Model-based Load Scheduling Algorithms for Real-Time Distributed Microcomputer Systems

Abstract

Since the hardware price is dropping continuously, the realization of geographically distributed mini/microcomputer systems for executing decentralized software and in particular for real-time applications recently received a great deal of attention. The cheap hardware has to be supported by quite sophisticated operating systems for which the functions, the behavior, the impact to the system performance, and the programming languages constitute complex research and experimentation subjects.

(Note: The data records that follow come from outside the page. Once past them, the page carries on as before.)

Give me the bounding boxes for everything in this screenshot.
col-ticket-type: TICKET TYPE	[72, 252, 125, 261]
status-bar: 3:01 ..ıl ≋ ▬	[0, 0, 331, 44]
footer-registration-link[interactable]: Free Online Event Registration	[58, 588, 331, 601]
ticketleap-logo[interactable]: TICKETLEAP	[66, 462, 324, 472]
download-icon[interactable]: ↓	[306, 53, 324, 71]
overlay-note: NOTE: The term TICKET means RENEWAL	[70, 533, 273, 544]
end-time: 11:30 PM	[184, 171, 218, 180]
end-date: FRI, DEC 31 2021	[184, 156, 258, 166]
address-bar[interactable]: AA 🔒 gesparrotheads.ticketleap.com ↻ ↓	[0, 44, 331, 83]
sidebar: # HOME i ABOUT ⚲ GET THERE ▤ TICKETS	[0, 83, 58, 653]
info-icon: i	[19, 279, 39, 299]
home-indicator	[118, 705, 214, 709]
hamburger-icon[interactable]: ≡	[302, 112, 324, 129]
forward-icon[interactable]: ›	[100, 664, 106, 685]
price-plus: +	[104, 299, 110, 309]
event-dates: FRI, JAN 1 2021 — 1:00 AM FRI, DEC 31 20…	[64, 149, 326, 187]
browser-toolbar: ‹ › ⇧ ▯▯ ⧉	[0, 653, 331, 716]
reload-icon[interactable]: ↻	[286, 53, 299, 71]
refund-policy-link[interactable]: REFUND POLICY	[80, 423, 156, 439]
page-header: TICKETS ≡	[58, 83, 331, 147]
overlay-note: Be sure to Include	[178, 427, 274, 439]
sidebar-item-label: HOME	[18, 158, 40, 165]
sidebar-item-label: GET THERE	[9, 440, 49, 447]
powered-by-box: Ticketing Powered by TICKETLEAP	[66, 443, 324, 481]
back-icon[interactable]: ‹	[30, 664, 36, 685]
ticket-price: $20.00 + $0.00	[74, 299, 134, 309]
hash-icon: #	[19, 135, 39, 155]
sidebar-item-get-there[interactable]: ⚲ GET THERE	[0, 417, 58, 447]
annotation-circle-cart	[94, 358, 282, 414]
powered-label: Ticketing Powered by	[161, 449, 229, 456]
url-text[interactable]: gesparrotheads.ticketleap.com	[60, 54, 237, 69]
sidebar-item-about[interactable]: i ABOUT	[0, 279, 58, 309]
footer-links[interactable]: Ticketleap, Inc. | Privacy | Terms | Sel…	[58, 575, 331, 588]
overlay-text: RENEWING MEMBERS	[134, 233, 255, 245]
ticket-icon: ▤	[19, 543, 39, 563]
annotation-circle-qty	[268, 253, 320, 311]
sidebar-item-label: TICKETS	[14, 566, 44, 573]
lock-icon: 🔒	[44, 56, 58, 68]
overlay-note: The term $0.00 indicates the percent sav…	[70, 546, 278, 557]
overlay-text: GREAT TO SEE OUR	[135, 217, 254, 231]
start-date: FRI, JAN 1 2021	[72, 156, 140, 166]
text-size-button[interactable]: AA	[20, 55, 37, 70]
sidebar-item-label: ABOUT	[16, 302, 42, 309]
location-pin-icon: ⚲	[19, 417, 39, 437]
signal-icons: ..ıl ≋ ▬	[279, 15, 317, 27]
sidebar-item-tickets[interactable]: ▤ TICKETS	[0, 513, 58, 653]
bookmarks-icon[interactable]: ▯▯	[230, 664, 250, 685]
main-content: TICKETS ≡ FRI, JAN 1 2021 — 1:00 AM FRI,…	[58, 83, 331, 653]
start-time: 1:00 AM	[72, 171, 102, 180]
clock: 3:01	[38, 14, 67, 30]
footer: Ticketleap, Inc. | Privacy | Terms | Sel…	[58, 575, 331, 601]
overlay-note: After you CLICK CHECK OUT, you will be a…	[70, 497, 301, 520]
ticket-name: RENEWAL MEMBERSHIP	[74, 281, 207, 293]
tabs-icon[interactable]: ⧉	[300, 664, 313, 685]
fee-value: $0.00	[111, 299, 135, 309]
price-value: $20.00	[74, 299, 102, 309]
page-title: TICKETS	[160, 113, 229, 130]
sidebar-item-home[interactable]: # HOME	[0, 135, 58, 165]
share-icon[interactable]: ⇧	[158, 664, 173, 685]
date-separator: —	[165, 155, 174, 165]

Among others, the distribution of processes (PR) over the system nodes, as well as the order of their execution in each node are functions based on strategies which are going to have a large impact on the overall system performance. In order to develop accurate scheduling strategies a special queuing model for the distributed system was introduced. The model considers the hardware and software particularities of a fully distributed microcomputer system as well as the interdependency among PRs located in different nodes of the system. The PR interdependency is realized by using message passing. The control of message passing is done by means of global replicated data basis. Based on this model, two deterministic algorithms for global scheduling of the PRs are presented: Minimum Processing Delay (MPD) and Execution and Communication Load Balancing (ECLB). It is appreciated that the developed scheduling algorithms contain a sufficient degree of generality so that they can be adapted for other types of communication/synchronization mechanisms and hardware/software structures.

This research was supported in part by the German Research Foundation — Deutsche Forschungsgemeinschaft (DFG) in West Germany — under Grant SO-79–135/1, while the author was with the Electrical Engineering and Computer Science Department, University of Connecticut, USA.